In 2014 schreef ik
over Hila Blums eerste, internationaal succesrijke roman Het bezoek: ‘En ze slaagt er ondanks al haar goede wil niet in
een redelijke verhouding tot stand brengen met haar vroegrijpe, wijsneuzige en
bij tijden ronduit vijandige stiefdochter Dida.’
Daar gaan we weer, dacht ik,
toen ik naar goede gewoonte eerst de zorgvuldig opgestelde werftekst op de
omslag van deze tweede roman las. En de eerste honderd bladzijden bevestigden
dat vermoeden: een getalenteerde en overbezorgde Israëlische moeder, bijna het
prototype van de Amerikaanse ‘helicopter parent’ of ‘supermom’, hecht zich zo
totaal en gedreven, zeg maar beklijvend, aan haar dochter dat je als lezer weet
dat dit niet goed zal aflopen. Terwijl de vader, de een tikkeltje te
karikaturaal geschetste minzame wetenschapper, altijd het voorbeeld van
redelijkheid en gezond verstand, een beetje buiten die moeder-dochter relatie
leeft en werkt, blijf je voor het welzijn van moeder en kind maar tevergeefs hopen
dat ze haar dochter langzamerhand zal loslaten.

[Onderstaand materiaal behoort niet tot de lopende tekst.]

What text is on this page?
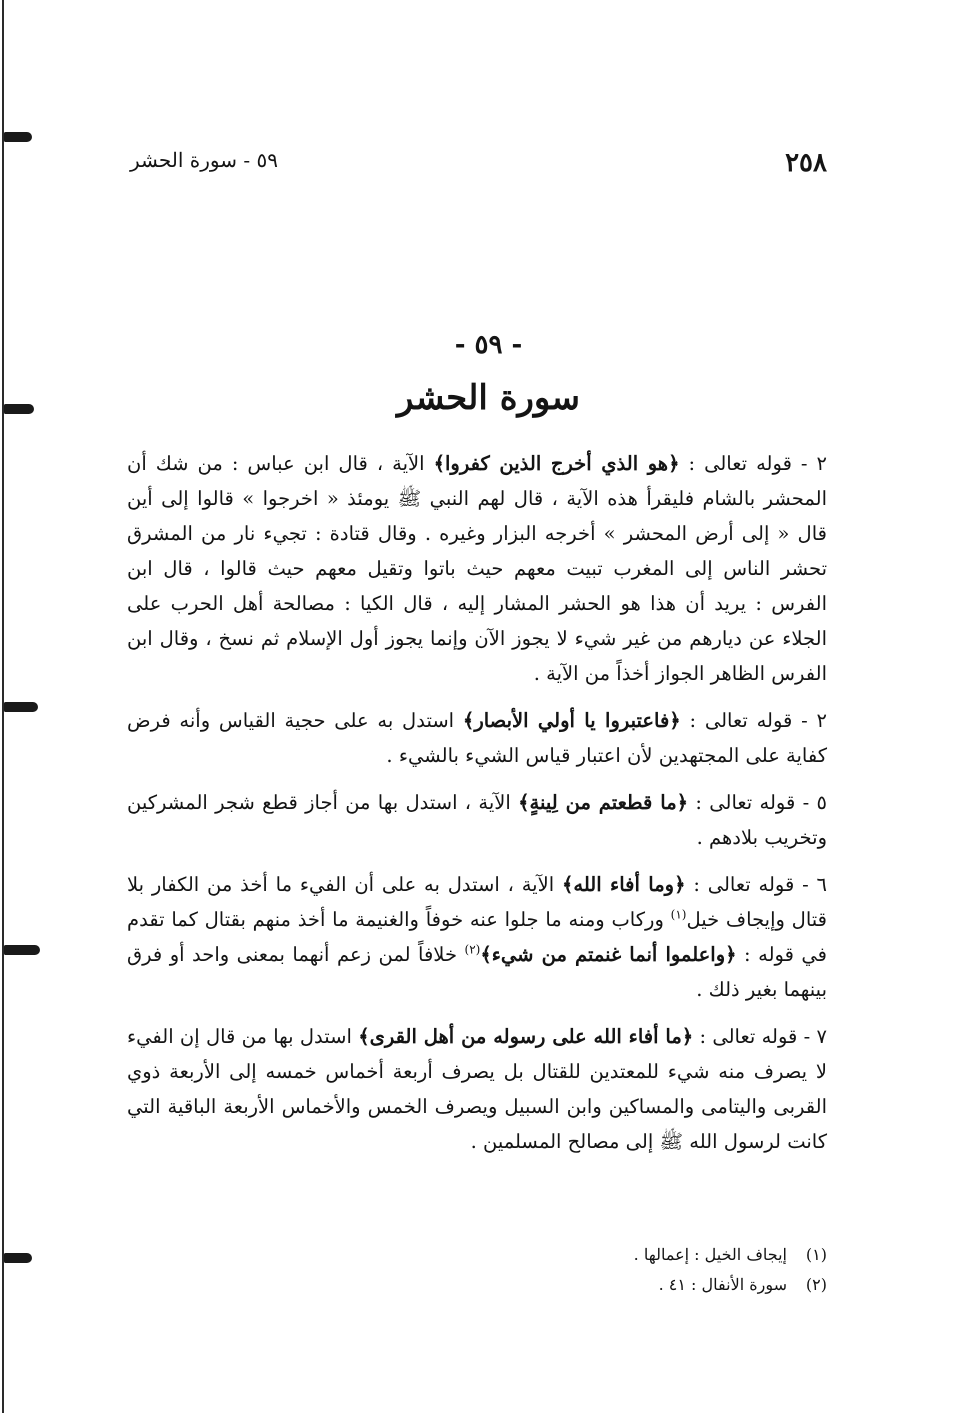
٢٥٨
٥٩ - سورة الحشر
- ٥٩ -
سورة الحشر

٢ - قوله تعالى : ﴿هو الذي أخرج الذين كفروا﴾ الآية ، قال ابن عباس : من شك أن المحشر بالشام فليقرأ هذه الآية ، قال لهم النبي ﷺ يومئذ « اخرجوا » قالوا إلى أين قال « إلى أرض المحشر » أخرجه البزار وغيره . وقال قتادة : تجيء نار من المشرق تحشر الناس إلى المغرب تبيت معهم حيث باتوا وتقيل معهم حيث قالوا ، قال ابن الفرس : يريد أن هذا هو الحشر المشار إليه ، قال الكيا : مصالحة أهل الحرب على الجلاء عن ديارهم من غير شيء لا يجوز الآن وإنما يجوز أول الإسلام ثم نسخ ، وقال ابن الفرس الظاهر الجواز أخذاً من الآية .

٢ - قوله تعالى : ﴿فاعتبروا يا أولي الأبصار﴾ استدل به على حجية القياس وأنه فرض كفاية على المجتهدين لأن اعتبار قياس الشيء بالشيء .

٥ - قوله تعالى : ﴿ما قطعتم من لِينةٍ﴾ الآية ، استدل بها من أجاز قطع شجر المشركين وتخريب بلادهم .

٦ - قوله تعالى : ﴿وما أفاء الله﴾ الآية ، استدل به على أن الفيء ما أخذ من الكفار بلا قتال وإيجاف خيل$^{(١)}$ وركاب ومنه ما جلوا عنه خوفاً والغنيمة ما أخذ منهم بقتال كما تقدم في قوله : ﴿واعلموا أنما غنمتم من شيء﴾$^{(٢)}$ خلافاً لمن زعم أنهما بمعنى واحد أو فرق بينهما بغير ذلك .

٧ - قوله تعالى : ﴿ما أفاء الله على رسوله من أهل القرى﴾ استدل بها من قال إن الفيء لا يصرف منه شيء للمعتدين للقتال بل يصرف أربعة أخماس خمسه إلى الأربعة ذوي القربى واليتامى والمساكين وابن السبيل ويصرف الخمس والأخماس الأربعة الباقية التي كانت لرسول الله ﷺ إلى مصالح المسلمين .

(١)إيجاف الخيل : إعمالها .
(٢)سورة الأنفال : ٤١ .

Maar juist dat gebeurt niet: op
een dag verdwijnt de achttienjarige dochter zonder uitleg, om niet meer uit het
buitenland terug te keren. Ze stuurt fictieve ansichtkaarten uit exotische streken
en laat af en toe een toevallige bekende bij zijn terugkeer naar Israël een
boodschap brengen ‘dat ze het ginder in de bergen goed stelt’, iets wat de
moeder niet meteen geruststelt. Het is duidelijk dat het meisje verder geen
contact met haar altijd al dominerende moeder wilde, ook niet wanneer ze ergens
in Groningen blijkt te wonen met twee kinderen, van wie de moeder het bestaan
niet eens afweet. En juist die lange, voor de moeder ondraaglijke afwezigheid,
maakt het einde van deze spannend geschreven roman enigszins ongeloofwaardig:
na de veel te vroege dood van de vader, met wie ze een veel normalere relatie
had dan met haar moeder, en nadat ze ontdekt had dat haar Nederlandse man haar
bedroog, keert ze naar Israël terug:
‘En dan ga ik in de huiskamer
zitten en wacht af totdat het huis zich om mij heen plooit. Ik hoor een hond
blaffen en een airco brommen. Ik hoor een stofzuiger. Water druppelen. Het
gezoem van tl-buizen. Maar waar is dat allemaal? ’s Nachts als Aart hier bij
mij slaapt, kan ik de geluiden heel goed thuisbrengen. Door het raam hoor ik
een vader op straat zijn dochter vragen: ‘Leg me uit waarom je huilt. Waarom?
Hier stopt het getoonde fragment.